Dialogue de sourd et idéologie par le Dr Christophe Marx

Il est des positionnements qu’on  appelle “idéologique”.
Malgré une consonance flatteuse, n’y cherchez pas d’idée, et encore moins de logique.
Il s’agit uniquement de se confirmer à soi-même la “preuve objective” que l’on a raison, y compris dans la confrontation –vaine, avec un autre point de vue.
Quand deux camps s’opposent à partir de positions idéologiques, on peut dire adieu à un réel débat d’idée.
Le plus  dramatique est que cela est aussi vrai lorsque seul l’un des deux débattant a cette attitude, même si l’autre est de bonne foi !

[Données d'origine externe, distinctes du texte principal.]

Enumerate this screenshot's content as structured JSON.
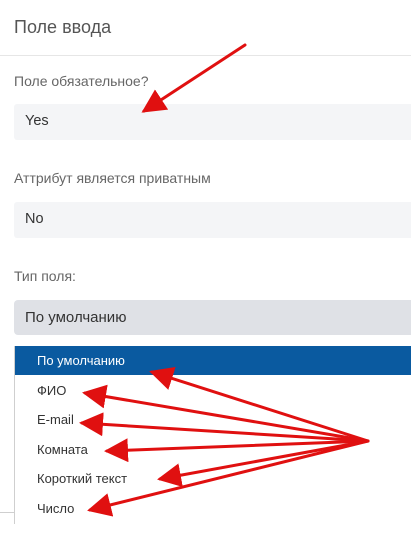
{
  "header": {
    "title": "Поле ввода"
  },
  "required": {
    "label": "Поле обязательное?",
    "value": "Yes"
  },
  "private": {
    "label": "Аттрибут является приватным",
    "value": "No"
  },
  "field_type": {
    "label": "Тип поля:",
    "selected": "По умолчанию",
    "options": [
      "По умолчанию",
      "ФИО",
      "E-mail",
      "Комната",
      "Короткий текст",
      "Число"
    ]
  },
  "colors": {
    "annotation_arrow": "#e01010",
    "selected_option": "#0a5aa0"
  }
}
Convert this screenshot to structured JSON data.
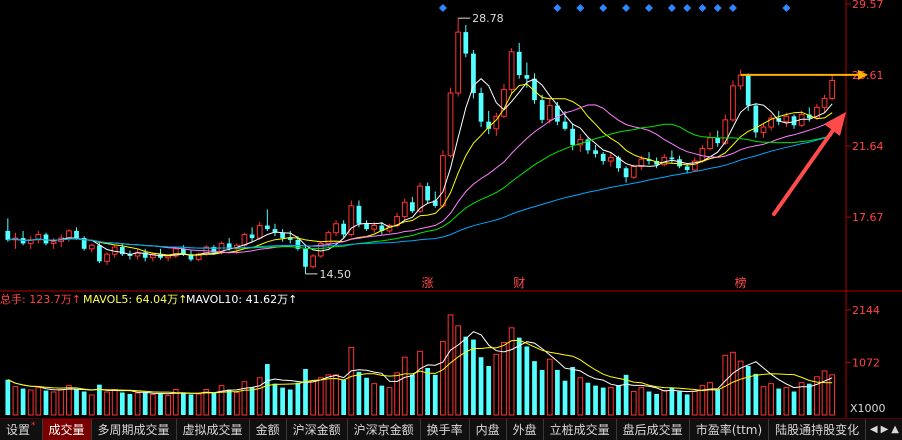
{
  "colors": {
    "up": "#ff3232",
    "down": "#54ffff",
    "ma5": "#ffffff",
    "ma10": "#ffff00",
    "ma20": "#ff80ff",
    "ma30": "#00e600",
    "ma60": "#00a8ff",
    "axis": "#b00000",
    "label": "#ff4444",
    "marker": "#2f86ff",
    "highlight": "#ffb000"
  },
  "chart_data": {
    "type": "candlestick",
    "price_axis_ticks": [
      "29.57",
      "25.61",
      "21.64",
      "17.67"
    ],
    "price_ylim": [
      13.6,
      29.57
    ],
    "annotations": {
      "high_label": "28.78",
      "low_label": "14.50",
      "resistance_label": "25.61"
    },
    "event_labels": [
      "涨",
      "财",
      "榜"
    ],
    "ohlc": [
      [
        16.9,
        17.6,
        16.3,
        16.4
      ],
      [
        16.4,
        16.8,
        15.9,
        16.5
      ],
      [
        16.5,
        16.9,
        16.1,
        16.2
      ],
      [
        16.2,
        16.6,
        15.9,
        16.4
      ],
      [
        16.4,
        16.9,
        16.2,
        16.7
      ],
      [
        16.7,
        16.8,
        16.1,
        16.2
      ],
      [
        16.2,
        16.5,
        15.9,
        16.3
      ],
      [
        16.3,
        16.7,
        16.0,
        16.5
      ],
      [
        16.5,
        17.0,
        16.3,
        16.9
      ],
      [
        16.9,
        17.1,
        16.4,
        16.5
      ],
      [
        16.5,
        16.6,
        15.8,
        15.9
      ],
      [
        15.9,
        16.2,
        15.7,
        16.1
      ],
      [
        16.1,
        16.3,
        15.1,
        15.2
      ],
      [
        15.2,
        15.7,
        15.0,
        15.6
      ],
      [
        15.6,
        16.1,
        15.4,
        16.0
      ],
      [
        16.0,
        16.2,
        15.5,
        15.6
      ],
      [
        15.6,
        15.8,
        15.3,
        15.5
      ],
      [
        15.5,
        15.9,
        15.3,
        15.7
      ],
      [
        15.7,
        15.9,
        15.2,
        15.4
      ],
      [
        15.4,
        15.7,
        15.2,
        15.6
      ],
      [
        15.6,
        15.9,
        15.3,
        15.4
      ],
      [
        15.4,
        15.6,
        15.2,
        15.5
      ],
      [
        15.5,
        16.0,
        15.4,
        15.9
      ],
      [
        15.9,
        16.1,
        15.5,
        15.6
      ],
      [
        15.6,
        15.8,
        15.2,
        15.3
      ],
      [
        15.3,
        15.7,
        15.2,
        15.6
      ],
      [
        15.6,
        16.1,
        15.5,
        16.0
      ],
      [
        16.0,
        16.1,
        15.6,
        15.7
      ],
      [
        15.7,
        16.3,
        15.6,
        16.2
      ],
      [
        16.2,
        16.5,
        15.8,
        15.9
      ],
      [
        15.9,
        16.2,
        15.6,
        16.1
      ],
      [
        16.1,
        16.8,
        16.0,
        16.7
      ],
      [
        16.7,
        17.1,
        16.3,
        16.5
      ],
      [
        16.5,
        17.4,
        16.4,
        17.2
      ],
      [
        17.2,
        18.1,
        16.9,
        17.0
      ],
      [
        17.0,
        17.3,
        16.6,
        16.8
      ],
      [
        16.8,
        17.0,
        16.3,
        16.5
      ],
      [
        16.5,
        16.9,
        16.2,
        16.4
      ],
      [
        16.4,
        16.6,
        15.8,
        15.9
      ],
      [
        15.9,
        16.1,
        14.5,
        14.9
      ],
      [
        14.9,
        15.6,
        14.8,
        15.5
      ],
      [
        15.5,
        16.3,
        15.4,
        16.2
      ],
      [
        16.2,
        16.9,
        16.0,
        16.8
      ],
      [
        16.8,
        17.5,
        16.6,
        17.3
      ],
      [
        17.3,
        17.5,
        16.5,
        16.7
      ],
      [
        16.7,
        18.6,
        16.6,
        18.3
      ],
      [
        18.3,
        18.6,
        17.1,
        17.3
      ],
      [
        17.3,
        17.5,
        16.9,
        17.0
      ],
      [
        17.0,
        17.4,
        16.8,
        17.2
      ],
      [
        17.2,
        17.4,
        16.7,
        16.9
      ],
      [
        16.9,
        17.3,
        16.8,
        17.2
      ],
      [
        17.2,
        17.9,
        17.1,
        17.7
      ],
      [
        17.7,
        18.7,
        17.5,
        18.5
      ],
      [
        18.5,
        18.8,
        17.9,
        18.0
      ],
      [
        18.0,
        19.6,
        17.9,
        19.4
      ],
      [
        19.4,
        19.6,
        18.4,
        18.6
      ],
      [
        18.6,
        19.1,
        18.2,
        18.3
      ],
      [
        18.3,
        21.4,
        18.2,
        21.1
      ],
      [
        21.1,
        24.9,
        21.0,
        24.6
      ],
      [
        24.6,
        28.78,
        24.4,
        28.0
      ],
      [
        28.0,
        28.4,
        26.6,
        26.8
      ],
      [
        26.8,
        27.0,
        24.3,
        24.6
      ],
      [
        24.6,
        24.9,
        22.7,
        23.0
      ],
      [
        23.0,
        23.6,
        22.3,
        22.6
      ],
      [
        22.6,
        23.5,
        22.2,
        23.3
      ],
      [
        23.3,
        25.1,
        23.2,
        24.8
      ],
      [
        24.8,
        27.1,
        24.6,
        26.9
      ],
      [
        26.9,
        27.4,
        25.4,
        25.6
      ],
      [
        25.6,
        26.3,
        24.9,
        25.4
      ],
      [
        25.4,
        25.7,
        24.0,
        24.2
      ],
      [
        24.2,
        24.5,
        22.9,
        23.1
      ],
      [
        23.1,
        24.3,
        22.9,
        23.9
      ],
      [
        23.9,
        24.1,
        22.8,
        23.0
      ],
      [
        23.0,
        23.6,
        22.5,
        22.6
      ],
      [
        22.6,
        22.9,
        21.4,
        21.7
      ],
      [
        21.7,
        22.3,
        21.3,
        22.0
      ],
      [
        22.0,
        22.1,
        21.2,
        21.4
      ],
      [
        21.4,
        21.7,
        21.0,
        21.2
      ],
      [
        21.2,
        21.3,
        20.6,
        20.8
      ],
      [
        20.8,
        21.3,
        20.5,
        21.0
      ],
      [
        21.0,
        21.1,
        20.2,
        20.4
      ],
      [
        20.4,
        20.5,
        19.6,
        19.9
      ],
      [
        19.9,
        20.6,
        19.8,
        20.5
      ],
      [
        20.5,
        21.1,
        20.3,
        20.9
      ],
      [
        20.9,
        21.3,
        20.6,
        20.8
      ],
      [
        20.8,
        21.0,
        20.4,
        20.6
      ],
      [
        20.6,
        21.2,
        20.5,
        21.0
      ],
      [
        21.0,
        21.4,
        20.7,
        20.9
      ],
      [
        20.9,
        21.1,
        20.4,
        20.5
      ],
      [
        20.5,
        20.7,
        20.1,
        20.3
      ],
      [
        20.3,
        21.0,
        20.2,
        20.8
      ],
      [
        20.8,
        21.7,
        20.7,
        21.5
      ],
      [
        21.5,
        22.4,
        21.4,
        22.1
      ],
      [
        22.1,
        22.5,
        21.6,
        21.8
      ],
      [
        21.8,
        23.4,
        21.7,
        23.1
      ],
      [
        23.1,
        25.3,
        23.0,
        25.0
      ],
      [
        25.0,
        25.9,
        24.8,
        25.6
      ],
      [
        25.6,
        25.7,
        23.6,
        23.9
      ],
      [
        23.9,
        24.0,
        22.1,
        22.4
      ],
      [
        22.4,
        22.9,
        22.1,
        22.7
      ],
      [
        22.7,
        23.4,
        22.5,
        23.2
      ],
      [
        23.2,
        23.6,
        22.8,
        23.0
      ],
      [
        23.0,
        23.5,
        22.7,
        23.3
      ],
      [
        23.3,
        23.4,
        22.6,
        22.8
      ],
      [
        22.8,
        23.6,
        22.7,
        23.4
      ],
      [
        23.4,
        23.8,
        23.0,
        23.2
      ],
      [
        23.2,
        24.0,
        23.1,
        23.8
      ],
      [
        23.8,
        24.5,
        23.5,
        24.3
      ],
      [
        24.3,
        25.6,
        24.2,
        25.3
      ]
    ],
    "volume_title": "总手: 123.7万↑",
    "mavol5_label": "MAVOL5: 64.04万↑",
    "mavol10_label": "MAVOL10: 41.62万↑",
    "volume_axis_ticks": [
      "2144",
      "1072"
    ],
    "volume_unit": "X1000",
    "volume_ylim": [
      0,
      2144
    ],
    "volume": [
      720,
      580,
      540,
      510,
      560,
      500,
      470,
      520,
      600,
      530,
      480,
      410,
      620,
      470,
      520,
      460,
      430,
      450,
      460,
      420,
      440,
      400,
      520,
      450,
      420,
      430,
      520,
      460,
      600,
      520,
      460,
      680,
      560,
      760,
      1040,
      640,
      560,
      520,
      660,
      940,
      700,
      760,
      820,
      820,
      720,
      1380,
      880,
      760,
      640,
      600,
      560,
      860,
      1180,
      820,
      1300,
      960,
      820,
      1500,
      2044,
      1820,
      1600,
      1540,
      1180,
      1000,
      1240,
      1480,
      1780,
      1580,
      1400,
      1100,
      920,
      1140,
      920,
      700,
      980,
      760,
      660,
      600,
      560,
      560,
      600,
      820,
      480,
      560,
      480,
      430,
      500,
      560,
      480,
      420,
      480,
      600,
      660,
      520,
      1220,
      1280,
      1100,
      1000,
      840,
      580,
      640,
      540,
      560,
      480,
      660,
      640,
      780,
      900,
      820
    ]
  },
  "tabs": [
    {
      "label": "设置",
      "active": false,
      "star": true
    },
    {
      "label": "成交量",
      "active": true,
      "star": false
    },
    {
      "label": "多周期成交量",
      "active": false,
      "star": false
    },
    {
      "label": "虚拟成交量",
      "active": false,
      "star": false
    },
    {
      "label": "金额",
      "active": false,
      "star": false
    },
    {
      "label": "沪深金额",
      "active": false,
      "star": false
    },
    {
      "label": "沪深京金额",
      "active": false,
      "star": false
    },
    {
      "label": "换手率",
      "active": false,
      "star": false
    },
    {
      "label": "内盘",
      "active": false,
      "star": false
    },
    {
      "label": "外盘",
      "active": false,
      "star": false
    },
    {
      "label": "立桩成交量",
      "active": false,
      "star": false
    },
    {
      "label": "盘后成交量",
      "active": false,
      "star": false
    },
    {
      "label": "市盈率(ttm)",
      "active": false,
      "star": false
    },
    {
      "label": "陆股通持股变化",
      "active": false,
      "star": false
    }
  ],
  "tab_scroll": {
    "left": "◀",
    "right": "▶",
    "more": "▲"
  }
}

Un exemple : du temps de l’union soviétique, le responsable d’une province avait entendu dire que la culture des oranges était une bonne affaire.
Il commanda donc à l’ingénieur agronome de planter des oranges.
Ce dernier rétorqua que ni le sol ni le climat ne se prêtaient à cette culture.
On l’y obligea.
La récolte fut évidemment désastreuse.
On se souvint alors des réserves qu’il avait émises.
On l’accusa d’avoir  saboté la plantation, pour justifier a posteriori qu’il avait raison.
Il fut envoyé en prison.

Autre exemple, plus proche de nous :

La semaine dernière, j’entrai au café prendre une bière.
Deux de mes amis étaient déjà en grande discussion. Je m’assis silencieusement près d’eux, conscient que je prenais le train en route.

  • “Tu ne comprends rien ! “disait l’un, “ce serait une catastrophe !”
  • “Pas du tout !” rétorqua l’autre tout aussi animé, “cela est une véritable avancée pour l’humanité !”

Le dialogue continuait, tout aussi véhément.

  • “C’est une question de respect, et les générations futures nous jugeront !”
  • “Allons donc, on a toujours fait comme cela, pourquoi changer ?”
  • “ Ah bon, tu crois que c’est un argument ? Il faut savoir innover, risquer, rompre avec les habitudes !”
  • “Mais ce n’est pas un petit problème, c’est toute la fondation de notre civilisation qui est en question…”
  • “ Parlons en de civilisation ! Ton attitude est intrinsèquement violente, tu sais “
  • “ En tout cas, si je parle de moi,  ça ne me convient absolument pas, et je ne vois pas comment ça peut convenir à quiconque!”
  • “ Nous y voilà : l’intérêt général  doit passer au dessus des positions  égoïstes et partisanes”


Une heure après, le débat continuait dans la même eau.
Ils  en étaient au même point.
Je me rendis compte que j’étais perdu, et que je ne connaissais  pas en fait le sujet de leur désaccord.
Je me hasardais, un peu honteux mais quand même disculpé par le fait que je n’avais pas assisté au démarrage de leur virulente dispute.
– “ Et au fait,  de quoi parlez vous depuis plus d’une heure ?”
L’un me répondit vivement :
– “ De l’interdiction de la corrida !”
Et l’autre d’ouvrir de grands yeux…
– “ Mais non ! On parlait du projet de mariage pour tous!”
C’est là que m’apparut le titre de ce billet.